設置数を大幅に増やした消毒液。英語と中国語でも利用を呼び掛けている(和歌山県白浜町のアドベンチャーワールドで)
設置数を大幅に増やした消毒液。英語と中国語でも利用を呼び掛けている(和歌山県白浜町のアドベンチャーワールドで)
新型コロナウイルスの試薬を確認する県環境衛生研究センター職員(28日、和歌山市で)
新型コロナウイルスの試薬を確認する県環境衛生研究センター職員(28日、和歌山市で)
 新型コロナウイルスによる肺炎が中国の湖北省武漢市から広がっている問題は、白浜温泉街(和歌山県白浜町)の宿泊施設で、中国人の宿泊予約キャンセルが相次ぐなど、紀南の観光産業にも影響が広がっている。 


 白浜町のあるホテルでは、2月の団体客(約20人)の宿泊予約がキャンセルされた。個人客でも予約の取り消しが出ているという。別の宿泊施設は「既に中国からの団体予約はほぼキャンセルになった。影響はかなり大きい」。別のホテルでも個人客のキャンセルが出ていて、担当者は「影響は今後も続きそう。(キャンセルは)計100人以上になるのでは」と話す。

 外国人観光客の対応も多い白浜観光協会事務所では、スタッフがマスクを着用して業務に当たっている。窓口には「お客様へのお願い」と題した紙を用意。せきや発熱がある場合は申し出るよう、日本語と中国語で書いている。

 白浜町のレジャー施設「アドベンチャーワールド」では、施設内の消毒液を10本から60本に増やした。土産物の販売所では試食を取りやめた。

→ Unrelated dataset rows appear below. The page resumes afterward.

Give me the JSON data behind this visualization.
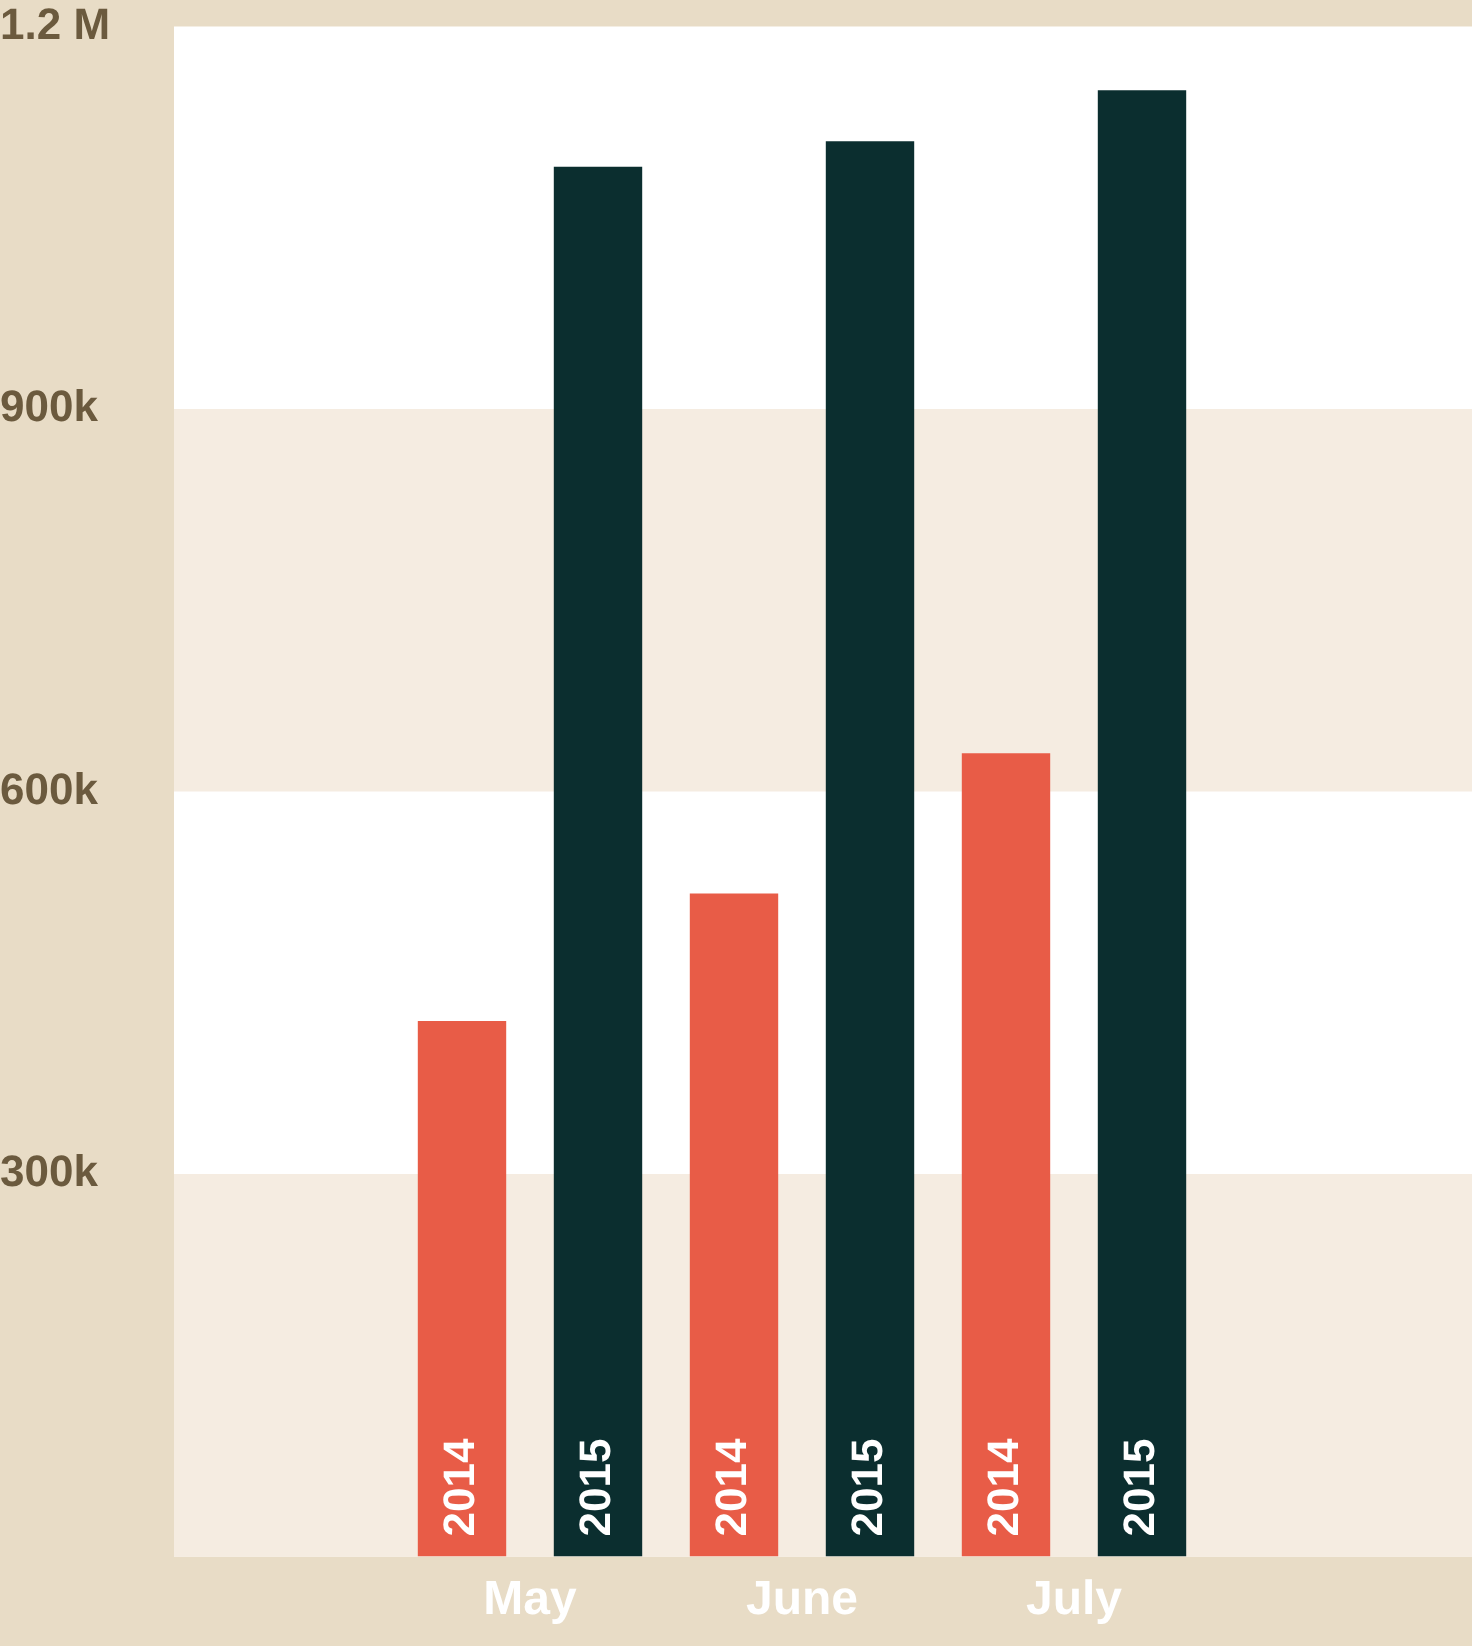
{
  "chart_data": {
    "type": "bar",
    "categories": [
      "May",
      "June",
      "July"
    ],
    "series": [
      {
        "name": "2014",
        "color": "#e85c47",
        "values": [
          420000,
          520000,
          630000
        ]
      },
      {
        "name": "2015",
        "color": "#0b2e2f",
        "values": [
          1090000,
          1110000,
          1150000
        ]
      }
    ],
    "ylim": [
      0,
      1200000
    ],
    "yticks": [
      {
        "value": 300000,
        "label": "300k"
      },
      {
        "value": 600000,
        "label": "600k"
      },
      {
        "value": 900000,
        "label": "900k"
      },
      {
        "value": 1200000,
        "label": "1.2 M"
      }
    ],
    "bands": [
      {
        "axis": "y",
        "from": 0,
        "to": 300000,
        "color": "#f5ece1"
      },
      {
        "axis": "y",
        "from": 600000,
        "to": 900000,
        "color": "#f5ece1"
      }
    ],
    "grid": false,
    "legend": false
  }
}
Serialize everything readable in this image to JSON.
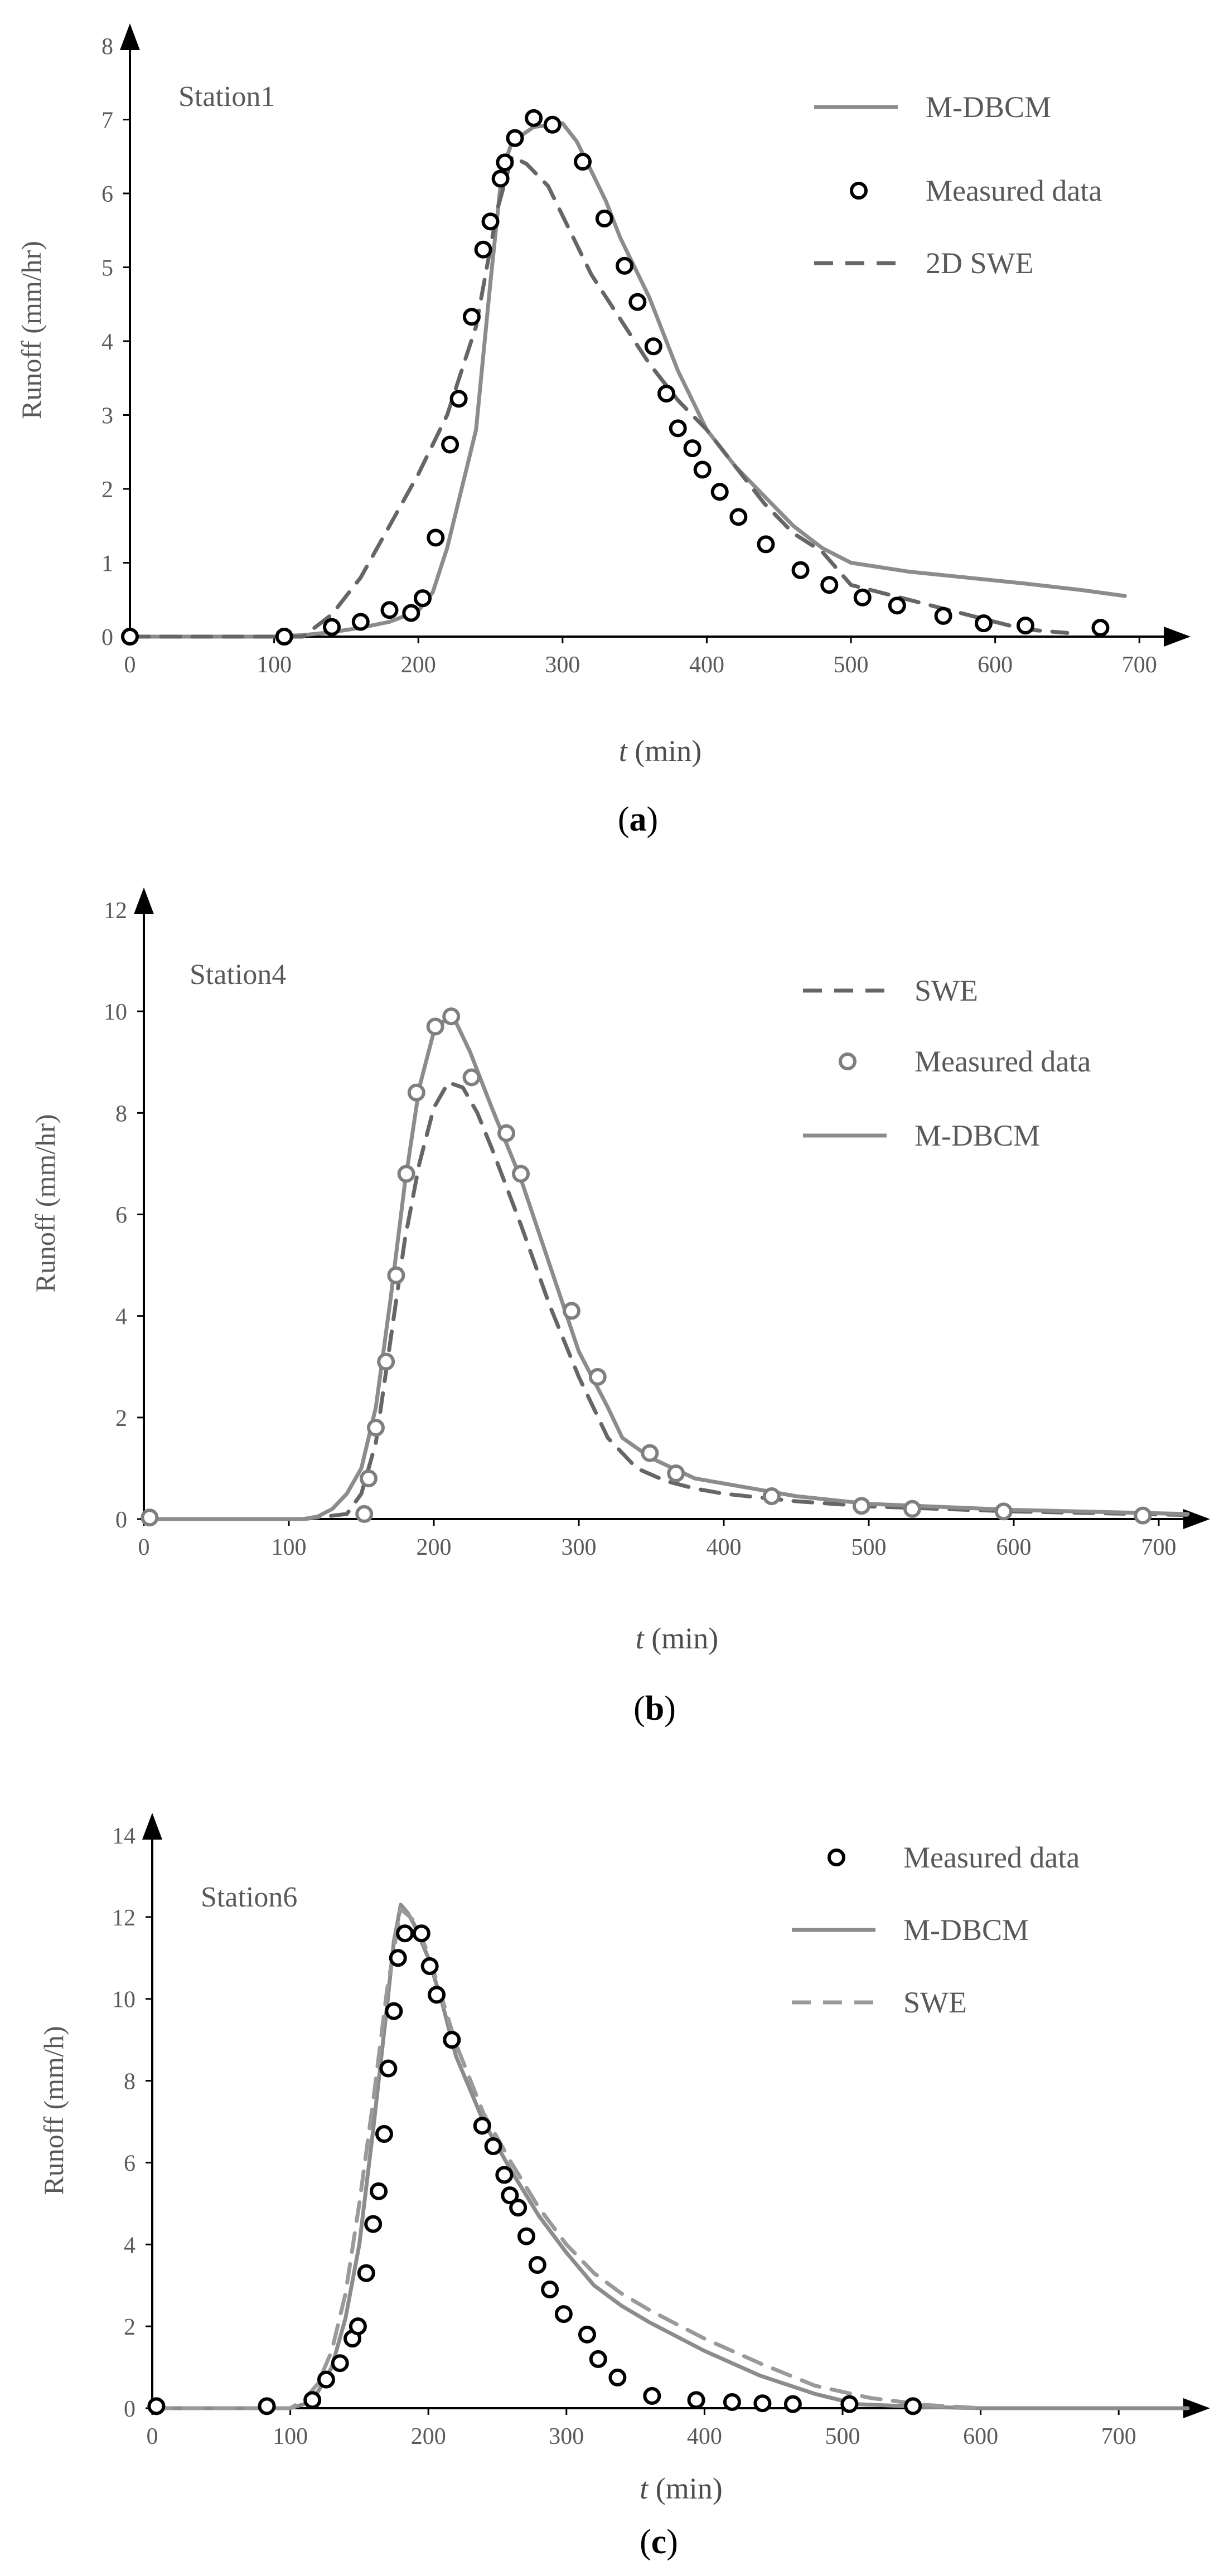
{
  "colors": {
    "axis": "#000000",
    "model": "#8c8c8c",
    "swe": "#666666",
    "swe_light": "#9a9a9a",
    "marker_dark": "#000000",
    "marker_grey": "#7f7f7f",
    "text": "#595959"
  },
  "chart_data": [
    {
      "type": "line",
      "caption": "a",
      "station": "Station1",
      "ylabel": "Runoff (mm/hr)",
      "xlabel_var": "t",
      "xlabel_unit": " (min)",
      "xlim": [
        0,
        720
      ],
      "ylim": [
        0,
        8
      ],
      "xticks": [
        0,
        100,
        200,
        300,
        400,
        500,
        600,
        700
      ],
      "yticks": [
        0,
        1,
        2,
        3,
        4,
        5,
        6,
        7,
        8
      ],
      "marker_color": "#000000",
      "legend": [
        {
          "label": "M-DBCM",
          "kind": "solid"
        },
        {
          "label": "Measured data",
          "kind": "marker"
        },
        {
          "label": "2D SWE",
          "kind": "dashed"
        }
      ],
      "series": [
        {
          "name": "M-DBCM",
          "style": "solid",
          "color": "#8c8c8c",
          "x": [
            0,
            100,
            120,
            140,
            160,
            180,
            200,
            210,
            220,
            230,
            240,
            250,
            258,
            265,
            280,
            300,
            310,
            320,
            330,
            340,
            350,
            360,
            370,
            380,
            390,
            400,
            420,
            440,
            460,
            480,
            500,
            540,
            580,
            620,
            660,
            690
          ],
          "y": [
            0,
            0,
            0.02,
            0.06,
            0.12,
            0.2,
            0.35,
            0.6,
            1.2,
            2.0,
            2.8,
            4.8,
            6.3,
            6.7,
            6.9,
            6.95,
            6.7,
            6.3,
            5.9,
            5.4,
            5.0,
            4.6,
            4.1,
            3.6,
            3.2,
            2.8,
            2.3,
            1.9,
            1.5,
            1.2,
            1.0,
            0.88,
            0.8,
            0.72,
            0.63,
            0.55
          ]
        },
        {
          "name": "2D SWE",
          "style": "dashed",
          "color": "#666666",
          "x": [
            0,
            120,
            140,
            160,
            180,
            200,
            220,
            240,
            255,
            265,
            275,
            290,
            300,
            320,
            340,
            360,
            380,
            400,
            420,
            440,
            460,
            480,
            500,
            540,
            580,
            620,
            650
          ],
          "y": [
            0,
            0,
            0.3,
            0.8,
            1.5,
            2.2,
            3.0,
            4.2,
            5.8,
            6.5,
            6.4,
            6.1,
            5.7,
            4.9,
            4.3,
            3.7,
            3.2,
            2.8,
            2.3,
            1.8,
            1.4,
            1.15,
            0.7,
            0.5,
            0.3,
            0.1,
            0.05
          ]
        }
      ],
      "measured": {
        "name": "Measured data",
        "x": [
          0,
          107,
          140,
          160,
          180,
          195,
          203,
          212,
          222,
          228,
          237,
          245,
          250,
          257,
          260,
          267,
          280,
          293,
          314,
          329,
          343,
          352,
          363,
          372,
          380,
          390,
          397,
          409,
          422,
          441,
          465,
          485,
          508,
          532,
          564,
          592,
          621,
          673
        ],
        "y": [
          0,
          0,
          0.13,
          0.2,
          0.36,
          0.32,
          0.52,
          1.34,
          2.6,
          3.22,
          4.33,
          5.24,
          5.62,
          6.2,
          6.42,
          6.75,
          7.02,
          6.93,
          6.43,
          5.66,
          5.02,
          4.53,
          3.93,
          3.29,
          2.82,
          2.55,
          2.26,
          1.96,
          1.62,
          1.25,
          0.9,
          0.7,
          0.53,
          0.42,
          0.28,
          0.18,
          0.15,
          0.12
        ]
      }
    },
    {
      "type": "line",
      "caption": "b",
      "station": "Station4",
      "ylabel": "Runoff (mm/hr)",
      "xlabel_var": "t",
      "xlabel_unit": " (min)",
      "xlim": [
        0,
        720
      ],
      "ylim": [
        0,
        12
      ],
      "xticks": [
        0,
        100,
        200,
        300,
        400,
        500,
        600,
        700
      ],
      "yticks": [
        0,
        2,
        4,
        6,
        8,
        10,
        12
      ],
      "marker_color": "#7f7f7f",
      "legend": [
        {
          "label": "SWE",
          "kind": "dashed"
        },
        {
          "label": "Measured data",
          "kind": "marker"
        },
        {
          "label": "M-DBCM",
          "kind": "solid"
        }
      ],
      "series": [
        {
          "name": "SWE",
          "style": "dashed",
          "color": "#666666",
          "x": [
            0,
            110,
            140,
            150,
            160,
            170,
            180,
            190,
            200,
            210,
            220,
            230,
            240,
            260,
            280,
            300,
            320,
            340,
            360,
            380,
            400,
            450,
            500,
            600,
            720
          ],
          "y": [
            0,
            0,
            0.1,
            0.5,
            1.5,
            3.5,
            5.5,
            7.0,
            8.1,
            8.6,
            8.5,
            8.0,
            7.3,
            5.8,
            4.2,
            2.8,
            1.6,
            1.0,
            0.75,
            0.6,
            0.5,
            0.35,
            0.25,
            0.15,
            0.08
          ]
        },
        {
          "name": "M-DBCM",
          "style": "solid",
          "color": "#8c8c8c",
          "x": [
            0,
            110,
            120,
            130,
            140,
            150,
            160,
            170,
            180,
            190,
            200,
            210,
            215,
            225,
            240,
            260,
            280,
            300,
            320,
            330,
            350,
            380,
            400,
            450,
            500,
            600,
            720
          ],
          "y": [
            0,
            0,
            0.05,
            0.2,
            0.5,
            1.0,
            2.2,
            4.3,
            6.6,
            8.5,
            9.6,
            9.9,
            9.8,
            9.2,
            8.1,
            6.7,
            5.0,
            3.3,
            2.2,
            1.6,
            1.2,
            0.8,
            0.7,
            0.45,
            0.3,
            0.18,
            0.1
          ]
        }
      ],
      "measured": {
        "name": "Measured data",
        "x": [
          4,
          152,
          155,
          160,
          167,
          174,
          181,
          188,
          201,
          212,
          226,
          250,
          260,
          295,
          313,
          349,
          367,
          433,
          495,
          530,
          593,
          689
        ],
        "y": [
          0.03,
          0.1,
          0.8,
          1.8,
          3.1,
          4.8,
          6.8,
          8.4,
          9.7,
          9.9,
          8.7,
          7.6,
          6.8,
          4.1,
          2.8,
          1.3,
          0.9,
          0.45,
          0.26,
          0.2,
          0.15,
          0.07
        ]
      }
    },
    {
      "type": "line",
      "caption": "c",
      "station": "Station6",
      "ylabel": "Runoff (mm/h)",
      "xlabel_var": "t",
      "xlabel_unit": " (min)",
      "xlim": [
        0,
        750
      ],
      "ylim": [
        0,
        14
      ],
      "xticks": [
        0,
        100,
        200,
        300,
        400,
        500,
        600,
        700
      ],
      "yticks": [
        0,
        2,
        4,
        6,
        8,
        10,
        12,
        14
      ],
      "marker_color": "#000000",
      "legend": [
        {
          "label": "Measured data",
          "kind": "marker"
        },
        {
          "label": "M-DBCM",
          "kind": "solid"
        },
        {
          "label": "SWE",
          "kind": "dashed"
        }
      ],
      "series": [
        {
          "name": "M-DBCM",
          "style": "solid",
          "color": "#8c8c8c",
          "x": [
            0,
            100,
            110,
            120,
            130,
            140,
            150,
            160,
            170,
            175,
            180,
            185,
            190,
            200,
            210,
            220,
            240,
            260,
            280,
            300,
            320,
            340,
            360,
            400,
            440,
            480,
            510,
            560,
            600,
            750
          ],
          "y": [
            0,
            0,
            0.1,
            0.4,
            1.0,
            2.2,
            4.0,
            6.8,
            9.8,
            11.4,
            12.3,
            12.1,
            11.8,
            11.0,
            9.9,
            8.6,
            7.0,
            5.8,
            4.7,
            3.8,
            3.0,
            2.5,
            2.1,
            1.4,
            0.8,
            0.35,
            0.1,
            0.03,
            0,
            0
          ]
        },
        {
          "name": "SWE",
          "style": "dashed",
          "color": "#9a9a9a",
          "x": [
            0,
            100,
            110,
            120,
            130,
            140,
            150,
            160,
            170,
            180,
            190,
            200,
            220,
            240,
            260,
            280,
            300,
            320,
            340,
            360,
            400,
            440,
            480,
            520,
            560,
            600
          ],
          "y": [
            0,
            0,
            0.2,
            0.6,
            1.4,
            2.8,
            5.0,
            7.5,
            10.2,
            12.2,
            11.9,
            11.1,
            8.9,
            7.2,
            6.0,
            4.9,
            4.0,
            3.3,
            2.8,
            2.4,
            1.7,
            1.1,
            0.55,
            0.25,
            0.08,
            0
          ]
        }
      ],
      "measured": {
        "name": "Measured data",
        "x": [
          3,
          83,
          116,
          126,
          136,
          145,
          149,
          155,
          160,
          164,
          168,
          171,
          175,
          178,
          183,
          195,
          201,
          206,
          217,
          239,
          247,
          255,
          259,
          265,
          271,
          279,
          288,
          298,
          315,
          323,
          337,
          362,
          394,
          420,
          442,
          464,
          505,
          551
        ],
        "y": [
          0.05,
          0.05,
          0.2,
          0.7,
          1.1,
          1.7,
          2.0,
          3.3,
          4.5,
          5.3,
          6.7,
          8.3,
          9.7,
          11.0,
          11.6,
          11.6,
          10.8,
          10.1,
          9.0,
          6.9,
          6.4,
          5.7,
          5.2,
          4.9,
          4.2,
          3.5,
          2.9,
          2.3,
          1.8,
          1.2,
          0.75,
          0.3,
          0.2,
          0.15,
          0.12,
          0.1,
          0.1,
          0.05
        ]
      }
    }
  ]
}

 中国政府は27日、海外への団体旅行を禁止する措置を発動した。いつ解除するか明らかにしておらず、訪日観光客の減少で日本経済への影響も予想される。

 海外から白浜町への観光客はここ数年、10万人前後で推移している。国・地域別では、中国からの来訪は香港に次いで2番目に多い。

 県によると、中国広東省の小中学校計4校が2月上旬、修学旅行で県内を訪れ、白浜町に民泊する予定だったが、旅行が中止になった。

 仁坂吉伸知事は28日の会見で、観光業などへの影響が大きい場合は緊急融資も検討していると明らかにした。


◆患者発生へ備え 各医療機関


 県は、県内で患者が発生した場合に備え、態勢を整えている。

 中国語も併記した問診票を作り、県内の全医療機関に配布している。武漢市への渡航歴や、患者との接触の有無、発熱などを書き込む。

 各医療機関では、医師が疑わしいと診断した場合、保健所に連絡するとともに、患者から検体を採取し、専門機関で検査。保健所の判断で、県内の指定7病院に入院させる対応を取る。

 検査はこれまで国立感染症研究所(東京都)が実施していたが、県環境衛生研究センター(和歌山市)に必要な試薬が届いたため、県内でも可能になった。早ければ数日で態勢を整え運用を始める。

 県は27日、関係課による初めての連絡会議を開き、患者発生時の対応などを確認した。今後も必要に応じて開いていくとしている。

 健康推進課は「インフルエンザやかぜと予防方法は同じ。手洗いやうがいをし、せきが出る場合はマスクを着用してほしい。武漢市から帰国や入国し、せきや発熱がある場合は、その滞在歴を医療機関に申告した上で速やかに受診してほしい」と呼び掛けている。